To identify an epigenetic signature (quantified as polymethylation score [PMS]) of schizophrenia using machine learning applied to genome-wide blood DNA-methylation data; evaluate whether differences in blood-derived PMS are mirrored in data from postmortem brain samples; test whether the PMS is associated with alterations of dorsolateral prefrontal cortex hippocampal (DLPFC-HC) connectivity during working memory in healthy controls (HC); explore the association between interactions between polygenic and epigenetic risk with DLPFC-HC connectivity; and test the specificity of the signature compared with other serious psychiatric disorders.
In this case-control study conducted from 2008 to 2018 in sites in Germany, the United Kingdom, the United States, and Australia, blood DNA-methylation data from 2230 whole-blood samples from 6 independent cohorts comprising HC (1238 [55.5%]) and participants with schizophrenia (803 [36.0%]), bipolar disorder (39 [1.7%]), major depressive disorder 35 [1.6%]), and autism (27 [1.2%]), and first-degree relatives of all patient groups (88 [3.9%]) were analyzed. DNA-methylation data were further explored from 244 postmortem DLPFC samples from 136 HC and 108 patients with schizophrenia. Neuroimaging and genome-wide association data were available for 393 HC. The latter data was used to calculate a polygenic risk score (PRS) for schizophrenia. The data were analyzed in 2019.
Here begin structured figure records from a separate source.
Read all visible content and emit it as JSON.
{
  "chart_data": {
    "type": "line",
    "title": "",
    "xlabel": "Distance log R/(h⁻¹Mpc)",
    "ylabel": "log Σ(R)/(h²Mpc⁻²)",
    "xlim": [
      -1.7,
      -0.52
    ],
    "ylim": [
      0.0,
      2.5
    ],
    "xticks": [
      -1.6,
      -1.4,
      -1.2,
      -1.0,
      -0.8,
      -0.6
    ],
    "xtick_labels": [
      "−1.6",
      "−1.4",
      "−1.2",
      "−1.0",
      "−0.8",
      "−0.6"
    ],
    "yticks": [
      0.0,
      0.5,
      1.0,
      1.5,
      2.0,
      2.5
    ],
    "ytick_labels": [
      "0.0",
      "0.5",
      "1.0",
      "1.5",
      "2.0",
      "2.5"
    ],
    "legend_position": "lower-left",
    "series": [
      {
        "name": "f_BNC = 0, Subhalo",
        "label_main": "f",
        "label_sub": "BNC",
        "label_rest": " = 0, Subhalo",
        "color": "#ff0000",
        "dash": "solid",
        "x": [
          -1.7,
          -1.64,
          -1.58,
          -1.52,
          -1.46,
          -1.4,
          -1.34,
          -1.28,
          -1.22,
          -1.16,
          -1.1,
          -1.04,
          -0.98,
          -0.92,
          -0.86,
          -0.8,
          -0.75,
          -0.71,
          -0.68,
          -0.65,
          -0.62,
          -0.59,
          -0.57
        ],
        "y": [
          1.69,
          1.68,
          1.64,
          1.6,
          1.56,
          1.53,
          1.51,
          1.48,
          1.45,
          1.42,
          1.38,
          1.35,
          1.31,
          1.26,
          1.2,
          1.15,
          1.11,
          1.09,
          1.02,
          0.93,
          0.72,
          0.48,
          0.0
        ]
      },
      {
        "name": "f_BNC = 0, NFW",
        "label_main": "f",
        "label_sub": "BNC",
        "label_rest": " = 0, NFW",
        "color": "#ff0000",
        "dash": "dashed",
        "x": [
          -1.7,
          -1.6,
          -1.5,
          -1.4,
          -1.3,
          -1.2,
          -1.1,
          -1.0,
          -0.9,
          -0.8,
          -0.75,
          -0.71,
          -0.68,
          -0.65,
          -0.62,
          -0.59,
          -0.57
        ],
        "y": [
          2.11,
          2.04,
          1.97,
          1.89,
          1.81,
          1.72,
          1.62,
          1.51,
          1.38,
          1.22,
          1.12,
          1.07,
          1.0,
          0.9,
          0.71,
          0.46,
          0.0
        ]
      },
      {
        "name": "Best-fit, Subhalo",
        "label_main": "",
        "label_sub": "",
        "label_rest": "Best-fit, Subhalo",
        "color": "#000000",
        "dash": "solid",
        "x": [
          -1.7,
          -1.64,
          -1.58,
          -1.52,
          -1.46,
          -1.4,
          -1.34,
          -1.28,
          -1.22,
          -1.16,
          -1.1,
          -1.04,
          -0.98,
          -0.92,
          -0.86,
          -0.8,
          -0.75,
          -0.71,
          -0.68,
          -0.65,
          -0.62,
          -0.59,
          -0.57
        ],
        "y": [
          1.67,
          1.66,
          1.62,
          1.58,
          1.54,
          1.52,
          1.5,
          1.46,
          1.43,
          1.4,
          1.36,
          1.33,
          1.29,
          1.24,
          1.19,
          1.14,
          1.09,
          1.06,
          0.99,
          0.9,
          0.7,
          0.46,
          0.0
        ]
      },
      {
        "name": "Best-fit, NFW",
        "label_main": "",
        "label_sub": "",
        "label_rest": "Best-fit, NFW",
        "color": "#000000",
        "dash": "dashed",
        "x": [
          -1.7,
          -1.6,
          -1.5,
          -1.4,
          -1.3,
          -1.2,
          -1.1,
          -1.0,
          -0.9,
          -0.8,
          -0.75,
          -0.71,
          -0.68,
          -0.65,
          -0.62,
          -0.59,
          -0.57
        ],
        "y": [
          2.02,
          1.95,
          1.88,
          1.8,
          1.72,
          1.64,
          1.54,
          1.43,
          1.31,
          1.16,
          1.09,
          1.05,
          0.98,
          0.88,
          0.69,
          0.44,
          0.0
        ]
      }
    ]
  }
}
The accuracy of schizophrenia control classification based on machine learning using epigenetic data; association of schizophrenia PMS scores with DLPFC-HC connectivity; and association of the interaction between PRS and PMS with DLPFC-HC connectivity.
This study included 7488 participants (4395 men [58.7%]), of whom 3158 (2230 men [70.6%]) received a diagnosis of schizophrenia. The PMS signature was associated with schizophrenia across 3 independent data sets (area under the curve [AUC] from 0.69 to 0.78; P value from 0.049 to 1.24 × 10-7) and data from postmortem DLPFC samples (AUC = 0.63; P = 1.42 × 10-4), but not with major depressive disorder (AUC = 0.51; P = .16), autism (AUC = 0.53; P = .66), or bipolar disorder (AUC = 0.58; P = .21). Pathways contributing most to the classification included synaptic processes. Healthy controls with schizophrenia-like PMS showed significantly altered DLPFC-HC connectivity (validation methylation/magnetic resonance imaging, t < -3.81; P for familywise error, <.04; validation magnetic resonance imaging, t < -3.54; P for familywise error, <.02), mirroring the lack of functional decoupling in schizophrenia. There was no significant association of the interaction between PMS and PRS with DLPFC-HC connectivity (P > .19).
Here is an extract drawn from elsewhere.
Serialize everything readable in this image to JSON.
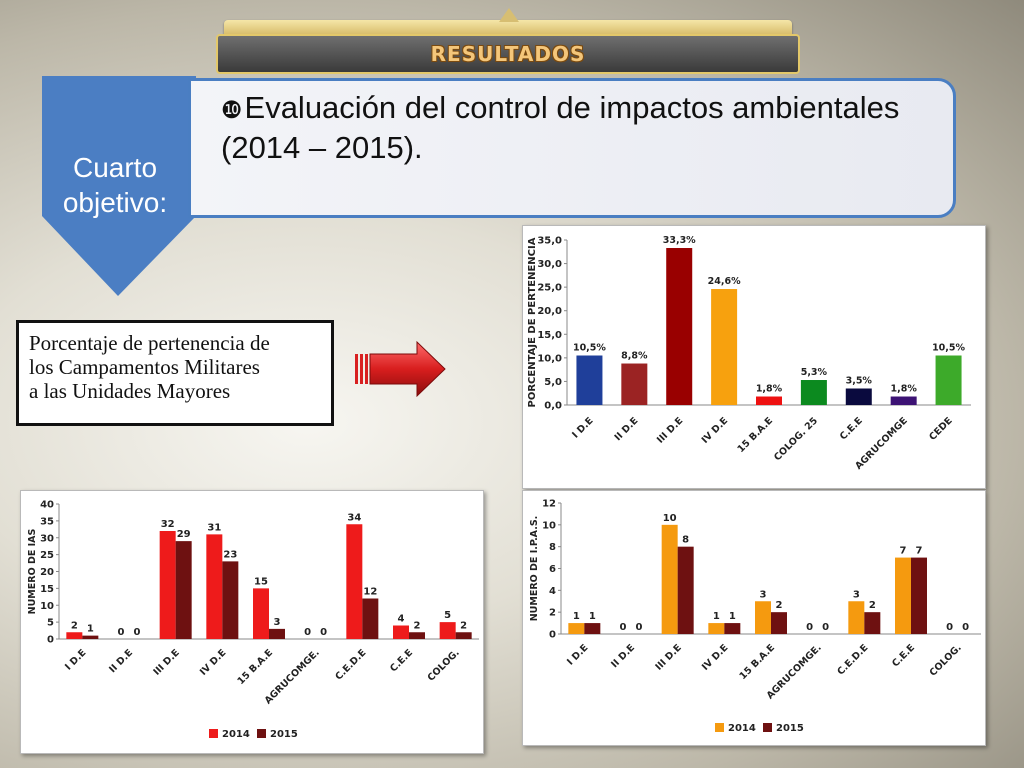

We identified a reproducible blood DNA-methylation signature specific for schizophrenia that was correlated with altered functional DLPFC-HC coupling during working memory and mapped to methylation differences found in DLPFC postmortem samples. This indicates a possible epigenetic contribution to a schizophrenia intermediate phenotype and suggests that PMS could be of interest to be studied in the context of multimodal biomarkers for disease stratification and treatment personalization.